Photo (right): Ben Leblanc
However, finding qualified homegrown people who come up through the ranks in the sugarcane business is getting to be more and more difficult. Even though the sugarcane industry is making more sugar than ever before and expanding, the pool of qualified folks with scientific, mechanical and machining backgrounds who have sugarcane in the blood is getting smaller.
Fortunately, the Louisiana sugarcane industry has programs to train the next generations of cane specialists. Ben is a prime example. He learned the “ins and outs” of growing sugarcane from Calvin Viator and Paul Templet during his time as a crop consultant but once he got hired by Lafourche to serve as their field manager, he needed to get up to speed on how the sugar mill worked.

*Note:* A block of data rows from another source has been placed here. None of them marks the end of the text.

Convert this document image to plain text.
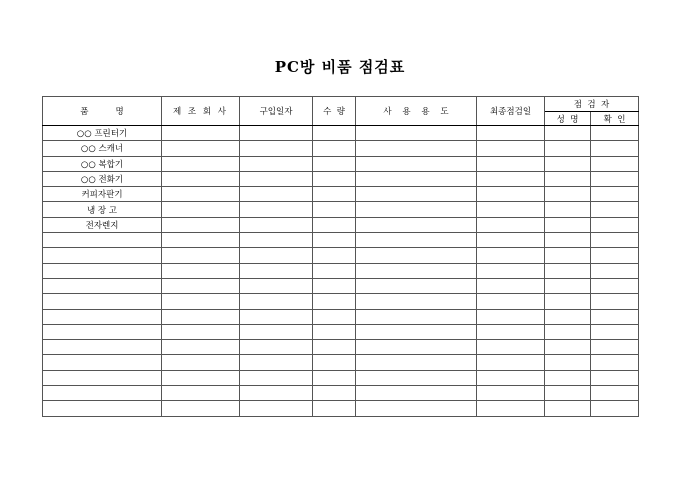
PC방 비품 점검표
품          명	제 조 회 사	구입일자	수  량	사    용    용    도	최종점검일	점  검  자	
						성  명	확  인
○○ 프린터기							
○○ 스캐너							
○○ 복합기							
○○ 전화기							
커피자판기							
냉 장 고							
전자렌지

“The field manager is the point of contact between the farmers and mills,” Ben explained. “He keeps tabs on what’s going on in the fields and he’s responsible for setting the daily quotas for mill delivery. Most importantly, you have to manage everything so every farmer finishes the harvest at the same time. I was hired with the knowledge that Greg would be considering retirement in the not-too-distant future and I would be considered for the position. It was up to me to learn as much as possible from Greg and others in the industry to make to make it a reality.”

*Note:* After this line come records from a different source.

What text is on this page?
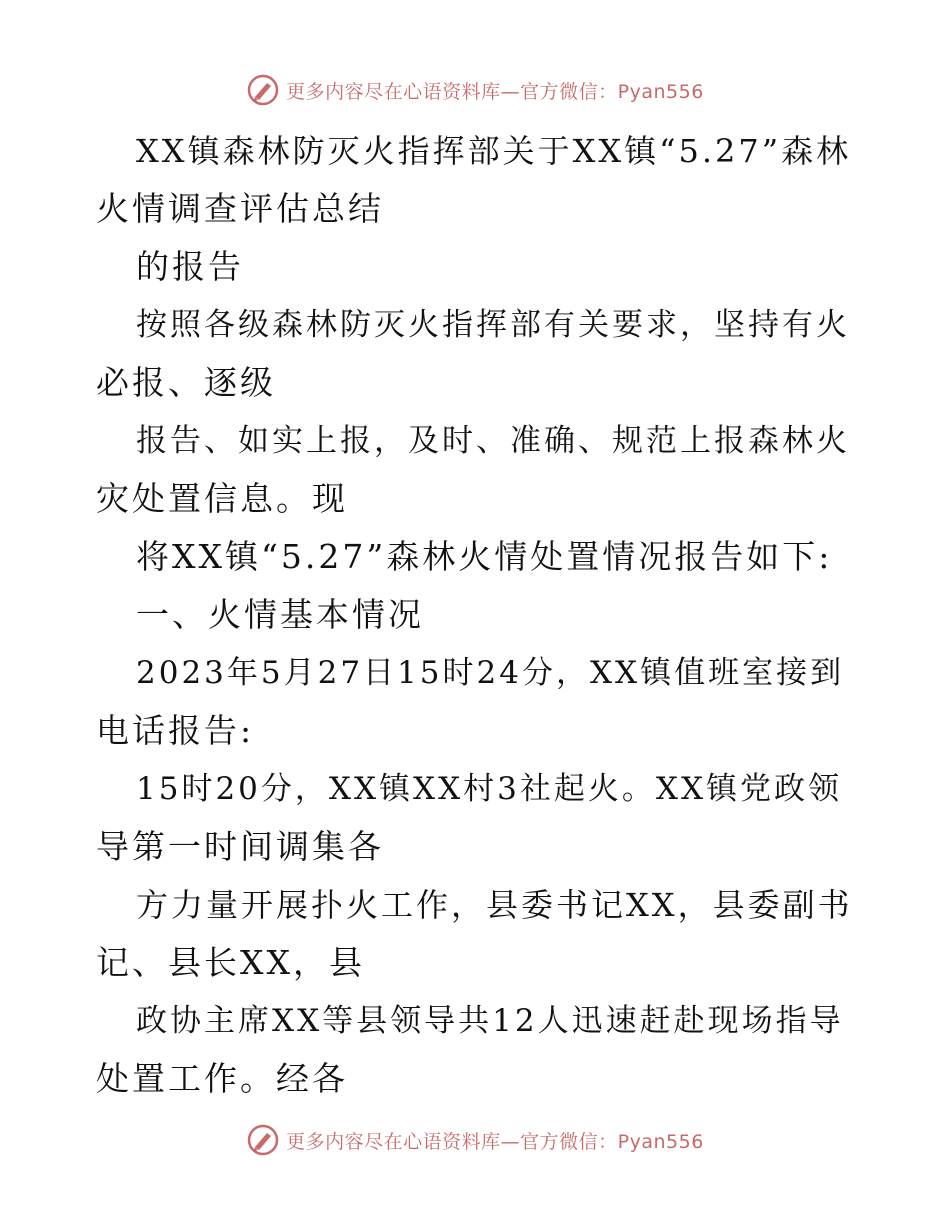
更多内容尽在心语资料库—官方微信：Pyan556
XX镇森林防灭火指挥部关于XX镇“5.27”森林
火情调查评估总结
的报告
按照各级森林防灭火指挥部有关要求，坚持有火
必报、逐级
报告、如实上报，及时、准确、规范上报森林火
灾处置信息。现
将XX镇“5.27”森林火情处置情况报告如下:
一、火情基本情况
2023年5月27日15时24分，XX镇值班室接到
电话报告:
15时20分，XX镇XX村3社起火。XX镇党政领
导第一时间调集各
方力量开展扑火工作，县委书记XX，县委副书
记、县长XX，县
政协主席XX等县领导共12人迅速赶赴现场指导
处置工作。经各
更多内容尽在心语资料库—官方微信：Pyan556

Ben took the raw sugar and refining course offered at Nicholls State University and the boiler and chemist course at Audubon Sugar Institute, plus he got the benefit of Greg Nolan’s on-the-job training.
“Greg brought me through the factory, and I gained the necessary knowledge and hands-on experience,” Ben said.

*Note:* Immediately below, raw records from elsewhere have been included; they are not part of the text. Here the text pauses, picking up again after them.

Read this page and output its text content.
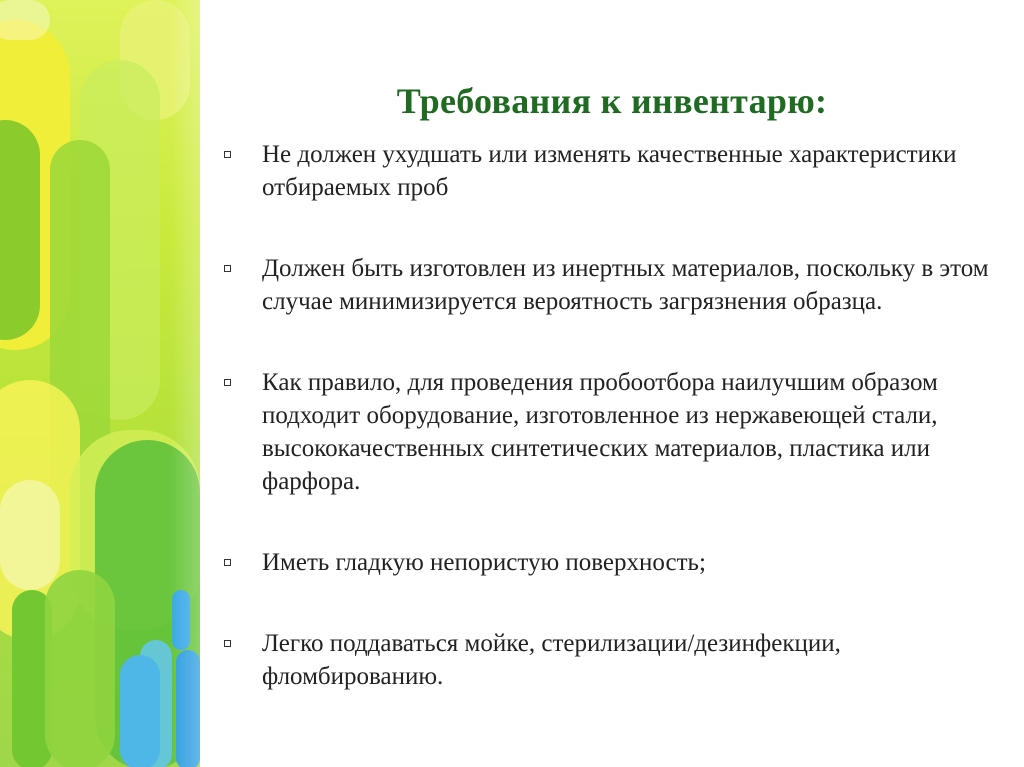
Требования к инвентарю:
Не должен ухудшать или изменять качественные характеристики отбираемых проб
Должен быть изготовлен из инертных материалов, поскольку в этом случае минимизируется вероятность загрязнения образца.
Как правило, для проведения пробоотбора наилучшим образом подходит оборудование, изготовленное из нержавеющей стали, высококачественных синтетических материалов, пластика или фарфора.
Иметь гладкую непористую поверхность;
Легко поддаваться мойке, стерилизации/дезинфекции, фломбированию.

But the mill is only as good as its parts, and sugar boilers, evaporator operators and factory managers are as difficult to find as general managers. It’s also natural for a Louisiana sugarcane mill to always be on the lookout for good welders, instrumentation people and manual machinists.
“I rely on the expertise of the factory manager and our supervisors,” Ben said. “Long time factory manager Duane Legendre left and before Duane, it was his dad. We brought in Deodat Ompertab who has a wealth of experience from overseeing eight mills in Guyana. I feel confident that I get good information from our staff. We come up with several plans of action and we go over it together to see what fits best with our budget.”
Photo (above): A view of the cane yard from inside the factory.
2018 was Ben’s first year as the sole mill manager. It was a good year: the mill ground 1,070,000 tons of cane and produced 231 million pounds of sugar. Both numbers were the second-best ever in the mill’s history.
“We would have set a new record if we had had one more day of grinding,” Ben said.
The future for Lafourche Sugars is efficiency, Ben said.
“Right now, we’re focusing more on efficiency than enlargement,” he said. “We believe our capacity is sufficient. We’re doing work in our boiler room to increase the efficiency of our steam and that should also help us on the pan floor which should help us be a little quicker in boiling the sugar. We’re also looking to increase our automation and improving the automation we have now.
“Last year, we ran very well despite the wet conditions which affected the growers in the field significantly. The problem we saw, with field conditions as they were, that it was difficult for the growers to get cane to us in sufficient quantities, so we ran at a lower capacity for a good part of the year based on deliveries. What we’re trying to do is get the crop in in a short period of time and not put our growers at risk with a long harvest. More time in the field is more expense for the growers and we want to reduce that time by being more efficient at a steady rate.”
Currently, sugar prices are stable and the industry is healthy and expanding. More than 575,000 acres are in sugarcane cultivation and 460,000 acres are expected to be harvested for the 2019 crop cycle. Lafourche Sugars’ goal is to process their share of that 460,000 efficiently. With a little bit of luck, they might have their best year ever.